In [1]:
import os

# 현재 경로 확인
current_dir = os.getcwd()

# 1단계 상위 디렉토리 경로 생성
parent_dir = os.path.abspath(os.path.join(current_dir, os.pardir))


os.chdir(parent_dir)

In [6]:
import numpy as np
import pandas as pd
import joblib
c_data = np.load('data/reaction.npy')
c_data[c_data[:,-1]>80]

array([[7.0e+02, 5.0e+01, 5.0e+01, ..., 4.0e+00, 6.0e+01, 8.1e+01],
       [7.5e+02, 5.0e+01, 5.0e+01, ..., 4.0e+00, 6.0e+01, 9.0e+01],
       [7.5e+02, 5.0e+01, 5.0e+01, ..., 4.0e+00, 6.0e+01, 9.1e+01],
       ...,
       [8.0e+02, 2.5e+01, 2.5e+01, ..., 5.0e-01, 1.2e+02, 9.5e+01],
       [8.5e+02, 2.5e+01, 2.5e+01, ..., 5.0e-01, 1.2e+02, 9.7e+01],
       [9.0e+02, 2.5e+01, 2.5e+01, ..., 5.0e-01, 1.2e+02, 9.8e+01]])

In [None]:
import os
import numpy as np
import joblib
import torch
from torch.utils.data import TensorDataset, DataLoader
from sklearn.model_selection import train_test_split
from sklearn.preprocessing import MaxAbsScaler,StandardScaler

# -----------------------
# 0) Load
# -----------------------
x_data = np.load('./data/active.npy')      # (N, x_dim)
c_all  = np.load('./data/reaction.npy')    # (N, c_dim+1)  마지막 열이 y라고 가정
# s_data = np.load('./data/promoter.npy')  # 필요하면 아래에 같이 붙이면 됨

# -----------------------
# 1) Split c -> (c_feat, y)
# -----------------------
c_feat = c_all.astype(np.float32)  # 조건 입력
y_data = c_all[:, -1].astype(np.float32)   # conversion 라벨

x_data = x_data.astype(np.float32)

# -----------------------
# 2) Train/Val/Test split (0.6 / 0.2 / 0.2)
#    (라벨/비라벨 분리는 train 내부에서만 진행)
# -----------------------
x_train, x_tmp, c_train, c_tmp, y_train, y_tmp = train_test_split(
    x_data, c_feat, y_data, test_size=0.4, random_state=21
)
x_val, x_test, c_val, c_test, y_val, y_test = train_test_split(
    x_tmp, c_tmp, y_tmp, test_size=0.5, random_state=21
)

# -----------------------
# 3) Scaling (fit은 train만)
# -----------------------
x_scaler = MaxAbsScaler()
c_scaler = StandardScaler()

x_train_s = x_scaler.fit_transform(x_train)
c_train_s = c_scaler.fit_transform(c_train)
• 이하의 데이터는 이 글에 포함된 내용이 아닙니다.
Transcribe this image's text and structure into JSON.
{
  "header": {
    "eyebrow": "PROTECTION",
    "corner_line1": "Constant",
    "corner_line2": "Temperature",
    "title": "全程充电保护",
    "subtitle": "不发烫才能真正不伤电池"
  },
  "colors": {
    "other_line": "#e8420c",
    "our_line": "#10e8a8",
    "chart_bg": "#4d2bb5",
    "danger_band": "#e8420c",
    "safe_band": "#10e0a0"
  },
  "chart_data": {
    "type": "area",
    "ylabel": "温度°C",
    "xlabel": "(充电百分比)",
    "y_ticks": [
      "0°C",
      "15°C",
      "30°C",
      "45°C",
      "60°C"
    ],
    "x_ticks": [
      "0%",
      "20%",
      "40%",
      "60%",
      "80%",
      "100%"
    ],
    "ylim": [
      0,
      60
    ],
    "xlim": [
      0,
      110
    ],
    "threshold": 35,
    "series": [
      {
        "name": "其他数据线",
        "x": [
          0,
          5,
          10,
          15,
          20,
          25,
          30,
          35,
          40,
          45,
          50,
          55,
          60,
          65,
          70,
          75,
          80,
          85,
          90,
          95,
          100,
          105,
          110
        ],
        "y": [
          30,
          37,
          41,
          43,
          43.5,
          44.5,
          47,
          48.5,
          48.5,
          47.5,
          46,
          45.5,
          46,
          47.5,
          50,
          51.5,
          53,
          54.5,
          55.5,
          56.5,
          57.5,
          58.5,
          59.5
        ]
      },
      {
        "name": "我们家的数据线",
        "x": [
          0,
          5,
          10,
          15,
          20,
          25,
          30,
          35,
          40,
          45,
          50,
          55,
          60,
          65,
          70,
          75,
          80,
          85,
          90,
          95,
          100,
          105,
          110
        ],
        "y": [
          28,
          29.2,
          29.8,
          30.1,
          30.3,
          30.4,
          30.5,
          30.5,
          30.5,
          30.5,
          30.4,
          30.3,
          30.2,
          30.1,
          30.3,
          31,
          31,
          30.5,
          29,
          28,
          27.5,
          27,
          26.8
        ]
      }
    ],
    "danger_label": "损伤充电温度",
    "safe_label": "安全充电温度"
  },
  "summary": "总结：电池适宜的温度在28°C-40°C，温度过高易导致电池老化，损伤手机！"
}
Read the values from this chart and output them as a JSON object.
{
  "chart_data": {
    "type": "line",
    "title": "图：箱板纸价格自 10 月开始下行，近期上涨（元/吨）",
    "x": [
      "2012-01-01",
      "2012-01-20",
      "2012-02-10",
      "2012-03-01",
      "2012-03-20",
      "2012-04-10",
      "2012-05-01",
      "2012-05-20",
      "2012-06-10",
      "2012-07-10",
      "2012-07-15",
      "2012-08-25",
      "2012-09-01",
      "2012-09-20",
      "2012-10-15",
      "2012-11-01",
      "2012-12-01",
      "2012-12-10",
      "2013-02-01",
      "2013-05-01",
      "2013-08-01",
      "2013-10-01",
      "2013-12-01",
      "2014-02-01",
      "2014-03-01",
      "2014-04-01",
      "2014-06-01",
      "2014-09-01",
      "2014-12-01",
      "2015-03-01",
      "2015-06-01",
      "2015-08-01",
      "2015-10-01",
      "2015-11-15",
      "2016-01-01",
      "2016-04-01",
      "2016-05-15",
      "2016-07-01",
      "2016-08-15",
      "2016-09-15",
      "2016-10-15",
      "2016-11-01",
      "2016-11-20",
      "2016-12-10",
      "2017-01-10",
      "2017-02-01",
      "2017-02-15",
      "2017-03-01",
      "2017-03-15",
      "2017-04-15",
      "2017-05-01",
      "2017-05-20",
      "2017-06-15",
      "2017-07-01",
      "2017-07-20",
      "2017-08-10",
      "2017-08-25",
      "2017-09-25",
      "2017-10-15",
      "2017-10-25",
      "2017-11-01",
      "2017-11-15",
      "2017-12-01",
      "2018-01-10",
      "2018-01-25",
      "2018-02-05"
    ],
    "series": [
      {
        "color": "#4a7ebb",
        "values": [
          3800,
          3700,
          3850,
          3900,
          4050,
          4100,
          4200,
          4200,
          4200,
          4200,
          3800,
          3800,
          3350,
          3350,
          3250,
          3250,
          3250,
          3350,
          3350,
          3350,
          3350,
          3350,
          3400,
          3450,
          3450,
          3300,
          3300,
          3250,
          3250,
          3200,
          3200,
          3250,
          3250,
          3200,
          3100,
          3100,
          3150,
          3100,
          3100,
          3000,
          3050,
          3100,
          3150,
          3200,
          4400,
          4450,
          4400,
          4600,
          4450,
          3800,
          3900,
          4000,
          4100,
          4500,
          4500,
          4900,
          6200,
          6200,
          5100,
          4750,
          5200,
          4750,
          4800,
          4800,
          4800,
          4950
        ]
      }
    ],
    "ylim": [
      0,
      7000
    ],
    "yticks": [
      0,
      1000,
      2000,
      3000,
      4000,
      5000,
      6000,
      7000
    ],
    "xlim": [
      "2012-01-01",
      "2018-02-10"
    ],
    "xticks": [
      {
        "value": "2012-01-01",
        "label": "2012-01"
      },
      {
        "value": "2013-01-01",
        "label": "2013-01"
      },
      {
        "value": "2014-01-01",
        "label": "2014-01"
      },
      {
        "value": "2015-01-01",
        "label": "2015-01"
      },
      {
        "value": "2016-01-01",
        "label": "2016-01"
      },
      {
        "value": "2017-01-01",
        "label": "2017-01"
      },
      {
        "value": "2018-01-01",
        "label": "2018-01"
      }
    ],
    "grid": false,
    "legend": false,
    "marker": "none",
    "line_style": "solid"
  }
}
x_val_s  = x_scaler.transform(x_val)
x_test_s = x_scaler.transform(x_test)

c_val_s  = c_scaler.transform(c_val)
c_test_s = c_scaler.transform(c_test)

os.makedirs('./torch', exist_ok=True)
joblib.dump(x_scaler, './torch/25x_scaler.pkl')
joblib.dump(c_scaler, './torch/25c_scaler.pkl')

# -----------------------
# 4) Make labeled/unlabeled split INSIDE TRAIN
#    rule: y > 80  -> labeled
# -----------------------
thr = 80.0
labeled_mask = (y_train > thr)
unlabeled_mask = ~labeled_mask

xL = x_train_s[labeled_mask]
cL = c_train_s[labeled_mask]
yL = y_train[labeled_mask]        # y는 스케일링 안 함(원하면 따로 scaler 추가)

xU = x_train_s[unlabeled_mask]
cU = c_train_s[unlabeled_mask]

# -----------------------
# 5) Torch tensors
# -----------------------
def to_torch(a):
    return torch.tensor(a, dtype=torch.float32)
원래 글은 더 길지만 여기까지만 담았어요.